I'll confess, though, to approaching the SIBA awards with a little wariness. As a community of booksellers, we sometimes endorse the same names and topics over and over again. I like a good straight-up narrative yarn as much as the next fellow, and I'll eat grits pretty much any day of the week (especially if served up in a giant make-your-own-grit-bowl over at Durham's own Watts Grocery). But I feel that we SIBA members are inclined to promote books that are broadly palatable and that reinforce an image of Southern-ness that is less nuanced than it could be.

There's good reason for this, of course. We're all trying to sell books here. Slapping our award sticker on the cover of a proven seller such such as Pat Conroy or Rick Bragg (no offense meant to either of these fine writers) is a more profitable move than promoting stylistically experimental writing from the amazing Selah Saterstrom or dark, challenging writing from Robert Goolrick. I get that, and I get that we as a community are often too busy to go digging up writers from independent presses when corporate presses have lots of bells and whistles to draw our attention.

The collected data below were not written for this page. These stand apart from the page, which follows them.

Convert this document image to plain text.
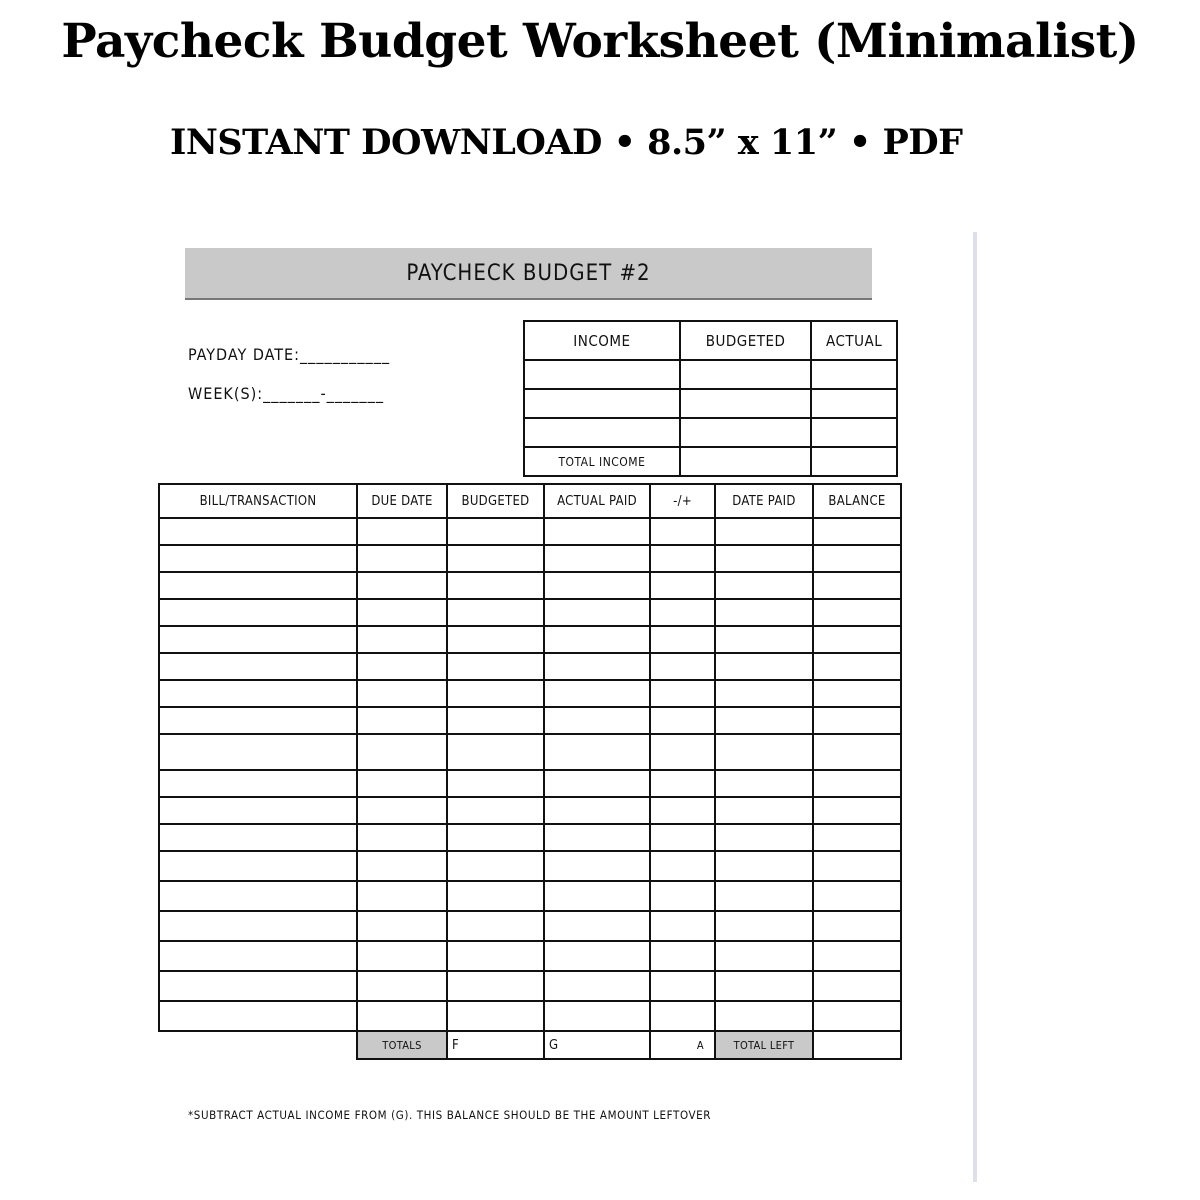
Paycheck Budget Worksheet (Minimalist)
INSTANT DOWNLOAD • 8.5” x 11” • PDF
PAYCHECK BUDGET #2
PAYDAY DATE:___________
WEEK(S):_______-_______
INCOME	BUDGETED	ACTUAL

TOTAL INCOME		
BILL/TRANSACTION	DUE DATE	BUDGETED	ACTUAL PAID	-/+	DATE PAID	BALANCE

	TOTALS	F	G	A	TOTAL LEFT	
*SUBTRACT ACTUAL INCOME FROM (G). THIS BALANCE SHOULD BE THE AMOUNT LEFTOVER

But we owe it to our customers, and to the reading public at large, to reach a little. When we proclaim a book "the best in Southern Literature by the people who would know", let's make sure that it actually is the best and that we actually do know.

You wouldn't believe it, but all this soapbox crankiness is by way of saying that I was particularly pleased with one of the awards this year. Kevin Young's moving, elegiac book, Dear Darkness, was given the 2009 SIBA award for poetry, and I couldn't be happier about it. I've been a big fan of Young's work ever since his book To Repel Ghosts, originally published by the independent press Zoland Books. (Young has since moved on to being published by one of the corporate biggies, which tempers only slightly my enthusiasm.) Dear Darkness is a book of work that reflects on place, family, and history. In the midst of Young's working on the book, his father died unexpectedly. Temporarily silenced by grief, he ultimately turned to writing poems about the food he so closely associated with his Father's Louisiana-based family. Pickled okra, turtle soup, maque-choux, kitchen grease: these and more down-home delicacies get turned into verses that evoke both the complexity of grief and longing and the comfort-food that helps heal such grief. It's truly a knockout of a book.

It seems incredible to say so now, but when I first heard these poems read aloud at the great A Cappella Books in Atlanta, Georgia, I never considered that they might be "Southern" poems. I think that's what makes me so enthusiastic to see Dear Darkness in the ranks of the SIBA awards. Though many of the poems deal with the touchstones of life and food in the South, they are not in structure or even tone what we have come to expect from the canon of SIBA-endorsed verse. Our booksellers reached a little on this one, and I think that with more such efforts the award will carry more significance moving forward.

SIBA is starting a new brand: the Okra Picks, designed to promote newly released southern writing. This is a chance for SIBA to broaden its perceived tastes a little bit, to show that being Southern isn't being static. I'll be doing my best to find lesser-known writers and publishers to recommend. Any (either) of you readers out there who want to direct my attention to a book I might have missed should email me through the blog. I'll be happy to pass on any suggestions.

Congratulations to Kevin Young on his award, and congratulations to SIBA members for a wise selection this time around!